Tal parecería que la guerra es el medio menos propicio para la cultura. Los afanes y preocupaciones de la sociedad entera deberían —se piensa— estar volcados al conflicto, su desarrollo y posible desenlace. Sin embargo, las expresiones de la cultura responden a impulsos indeclinables. Así queda claro con la continua producción de libros durante uno de los episodios más oscuros de la historia: la II Guerra Mundial.
De 1939 a 1945 escritores de todo el mundo continuaron creando historias, algunas de ellas se convirtieron, andando el tiempo,
en obvios referentes del canon occidental, como Finnegans Wake (1939), de James Joyce, Por quién doblan las campanas (1940), de Ernest Hemingway, El extranjero (1942), de Albert Camus, o una de las obras más importantes de T.S. Elliot: Cuatro cuartetos (1943), que si bien no estuvo entre los diez libros más populares, se colocó en un muy digno decimoquinto lugar.
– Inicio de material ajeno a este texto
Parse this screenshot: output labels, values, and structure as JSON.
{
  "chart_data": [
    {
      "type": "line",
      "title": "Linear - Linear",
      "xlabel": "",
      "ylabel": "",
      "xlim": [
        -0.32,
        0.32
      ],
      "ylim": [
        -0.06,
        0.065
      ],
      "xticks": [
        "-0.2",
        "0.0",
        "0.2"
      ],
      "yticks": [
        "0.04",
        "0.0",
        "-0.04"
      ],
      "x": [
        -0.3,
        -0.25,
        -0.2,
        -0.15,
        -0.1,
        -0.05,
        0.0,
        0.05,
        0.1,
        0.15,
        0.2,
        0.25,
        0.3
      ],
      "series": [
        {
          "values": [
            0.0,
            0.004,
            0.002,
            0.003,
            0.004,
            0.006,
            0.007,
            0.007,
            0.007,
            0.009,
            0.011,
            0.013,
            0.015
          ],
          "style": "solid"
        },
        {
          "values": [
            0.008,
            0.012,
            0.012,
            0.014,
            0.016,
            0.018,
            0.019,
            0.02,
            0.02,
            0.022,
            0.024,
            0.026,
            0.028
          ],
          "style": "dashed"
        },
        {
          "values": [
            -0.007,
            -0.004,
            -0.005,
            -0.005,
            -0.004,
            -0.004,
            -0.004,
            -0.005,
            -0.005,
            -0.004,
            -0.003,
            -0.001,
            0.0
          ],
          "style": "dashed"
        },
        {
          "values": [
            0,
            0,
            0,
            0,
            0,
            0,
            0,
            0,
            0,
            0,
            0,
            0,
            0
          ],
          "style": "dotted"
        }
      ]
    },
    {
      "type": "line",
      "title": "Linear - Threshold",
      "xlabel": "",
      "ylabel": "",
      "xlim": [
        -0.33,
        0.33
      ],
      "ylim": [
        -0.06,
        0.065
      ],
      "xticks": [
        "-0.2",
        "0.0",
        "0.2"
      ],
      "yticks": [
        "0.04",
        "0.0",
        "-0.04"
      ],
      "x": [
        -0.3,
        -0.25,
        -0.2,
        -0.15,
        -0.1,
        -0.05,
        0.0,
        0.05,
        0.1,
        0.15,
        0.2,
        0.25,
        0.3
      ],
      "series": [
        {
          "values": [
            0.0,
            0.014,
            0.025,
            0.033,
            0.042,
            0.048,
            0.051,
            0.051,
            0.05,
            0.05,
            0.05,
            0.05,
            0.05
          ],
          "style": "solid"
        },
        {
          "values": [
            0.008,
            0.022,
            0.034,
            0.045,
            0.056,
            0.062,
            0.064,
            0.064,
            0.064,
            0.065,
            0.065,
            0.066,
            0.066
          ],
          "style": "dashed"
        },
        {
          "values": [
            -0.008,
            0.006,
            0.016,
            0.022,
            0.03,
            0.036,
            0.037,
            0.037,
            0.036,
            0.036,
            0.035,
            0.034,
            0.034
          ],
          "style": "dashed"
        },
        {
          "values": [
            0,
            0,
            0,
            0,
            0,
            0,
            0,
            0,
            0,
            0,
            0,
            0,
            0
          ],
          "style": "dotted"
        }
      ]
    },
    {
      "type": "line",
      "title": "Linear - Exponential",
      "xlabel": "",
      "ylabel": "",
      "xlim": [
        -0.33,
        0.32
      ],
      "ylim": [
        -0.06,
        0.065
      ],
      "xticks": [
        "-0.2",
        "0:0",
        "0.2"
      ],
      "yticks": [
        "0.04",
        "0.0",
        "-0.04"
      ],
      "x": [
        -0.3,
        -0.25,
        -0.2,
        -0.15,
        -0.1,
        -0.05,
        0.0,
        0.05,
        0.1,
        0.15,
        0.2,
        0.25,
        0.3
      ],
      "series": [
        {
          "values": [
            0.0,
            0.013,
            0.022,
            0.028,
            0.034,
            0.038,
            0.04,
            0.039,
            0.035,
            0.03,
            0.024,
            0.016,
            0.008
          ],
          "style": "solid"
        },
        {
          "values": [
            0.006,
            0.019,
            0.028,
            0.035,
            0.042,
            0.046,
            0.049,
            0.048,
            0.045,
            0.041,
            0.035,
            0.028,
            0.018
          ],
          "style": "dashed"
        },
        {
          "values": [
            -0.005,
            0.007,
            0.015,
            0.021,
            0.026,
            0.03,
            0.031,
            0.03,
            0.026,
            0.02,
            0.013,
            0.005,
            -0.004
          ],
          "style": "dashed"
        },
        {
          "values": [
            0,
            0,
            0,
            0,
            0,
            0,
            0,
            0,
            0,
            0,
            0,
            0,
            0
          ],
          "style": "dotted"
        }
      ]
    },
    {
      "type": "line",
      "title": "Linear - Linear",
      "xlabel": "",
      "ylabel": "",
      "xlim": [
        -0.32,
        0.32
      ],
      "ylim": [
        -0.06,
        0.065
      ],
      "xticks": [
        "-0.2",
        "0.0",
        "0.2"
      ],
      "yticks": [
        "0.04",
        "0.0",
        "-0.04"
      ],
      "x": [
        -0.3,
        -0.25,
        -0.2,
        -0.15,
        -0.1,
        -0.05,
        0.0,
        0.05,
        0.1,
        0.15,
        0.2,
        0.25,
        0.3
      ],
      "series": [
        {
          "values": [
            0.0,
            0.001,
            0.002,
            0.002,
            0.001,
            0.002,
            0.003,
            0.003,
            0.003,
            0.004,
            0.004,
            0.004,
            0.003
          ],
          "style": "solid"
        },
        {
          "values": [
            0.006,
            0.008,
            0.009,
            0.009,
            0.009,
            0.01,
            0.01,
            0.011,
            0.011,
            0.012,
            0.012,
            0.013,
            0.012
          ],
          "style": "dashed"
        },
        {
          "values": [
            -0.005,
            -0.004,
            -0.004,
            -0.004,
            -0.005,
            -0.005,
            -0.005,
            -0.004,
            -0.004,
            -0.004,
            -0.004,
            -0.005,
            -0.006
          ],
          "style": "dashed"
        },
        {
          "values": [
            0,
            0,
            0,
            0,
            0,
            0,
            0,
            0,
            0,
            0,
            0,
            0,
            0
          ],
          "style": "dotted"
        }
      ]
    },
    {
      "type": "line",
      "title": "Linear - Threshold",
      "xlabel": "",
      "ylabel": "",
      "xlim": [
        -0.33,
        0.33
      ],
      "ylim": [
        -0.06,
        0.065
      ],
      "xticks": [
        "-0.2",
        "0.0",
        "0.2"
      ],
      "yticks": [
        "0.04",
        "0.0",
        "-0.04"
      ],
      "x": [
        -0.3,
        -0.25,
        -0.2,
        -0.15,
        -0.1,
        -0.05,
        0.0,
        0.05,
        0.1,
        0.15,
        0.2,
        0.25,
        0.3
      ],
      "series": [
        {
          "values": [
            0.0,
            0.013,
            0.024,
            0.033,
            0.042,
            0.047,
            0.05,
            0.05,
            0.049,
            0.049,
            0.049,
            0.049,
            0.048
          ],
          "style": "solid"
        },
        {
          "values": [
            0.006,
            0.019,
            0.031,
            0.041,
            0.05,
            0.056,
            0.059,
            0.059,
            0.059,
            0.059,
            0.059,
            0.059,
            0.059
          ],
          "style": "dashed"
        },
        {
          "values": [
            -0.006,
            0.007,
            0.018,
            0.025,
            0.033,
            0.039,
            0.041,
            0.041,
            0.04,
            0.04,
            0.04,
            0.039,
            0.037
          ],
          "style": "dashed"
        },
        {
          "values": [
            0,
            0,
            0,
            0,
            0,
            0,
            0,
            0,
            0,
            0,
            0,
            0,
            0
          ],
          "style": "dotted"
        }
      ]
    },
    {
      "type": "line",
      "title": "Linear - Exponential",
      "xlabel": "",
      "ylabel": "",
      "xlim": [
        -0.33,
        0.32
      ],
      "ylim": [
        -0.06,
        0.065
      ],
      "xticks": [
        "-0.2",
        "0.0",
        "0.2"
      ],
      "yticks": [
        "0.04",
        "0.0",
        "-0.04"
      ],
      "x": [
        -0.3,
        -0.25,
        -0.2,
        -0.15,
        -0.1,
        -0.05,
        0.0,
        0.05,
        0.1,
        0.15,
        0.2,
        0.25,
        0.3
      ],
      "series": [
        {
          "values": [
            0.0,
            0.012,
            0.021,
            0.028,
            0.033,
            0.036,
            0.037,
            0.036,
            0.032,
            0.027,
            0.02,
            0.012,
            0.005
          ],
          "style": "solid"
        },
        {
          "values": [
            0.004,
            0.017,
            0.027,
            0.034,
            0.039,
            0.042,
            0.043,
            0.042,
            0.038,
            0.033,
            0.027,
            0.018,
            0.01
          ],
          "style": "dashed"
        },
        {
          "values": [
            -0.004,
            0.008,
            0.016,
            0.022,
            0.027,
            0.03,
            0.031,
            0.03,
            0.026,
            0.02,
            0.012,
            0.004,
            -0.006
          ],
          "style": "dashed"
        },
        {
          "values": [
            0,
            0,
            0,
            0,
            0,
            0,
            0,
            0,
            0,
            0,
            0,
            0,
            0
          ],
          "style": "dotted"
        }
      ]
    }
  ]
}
Estos libros dan cuenta de la diversidad de los tópicos que circulaban entonces, y de la calidad de los mismos, pues su influencia en la historia de la literatura —como quedaría de manifiesto con el libro de Joyce y los poemas de Elliot— sería, a partir de entonces, definitiva.
A pesar de la guerra, géneros literarios como la novela policiaca cosecharon importantes triunfos; desde los EE. UU. Raymond Chandler hizo protagonizar al detective quintaesencial del género negro, Philip Marlowe, en historias tan memorables como El sueño eterno (1939) o Adiós, muñeca (1940) —ambas consideradas entre las mejores del género—; mientras tanto, en Reino Unido, Agatha Christie hacía de las suyas en Diez negritos (1939) o Un triste ciprés (1940), protagonizada por el flemático inspector belga: Hercule Poirot.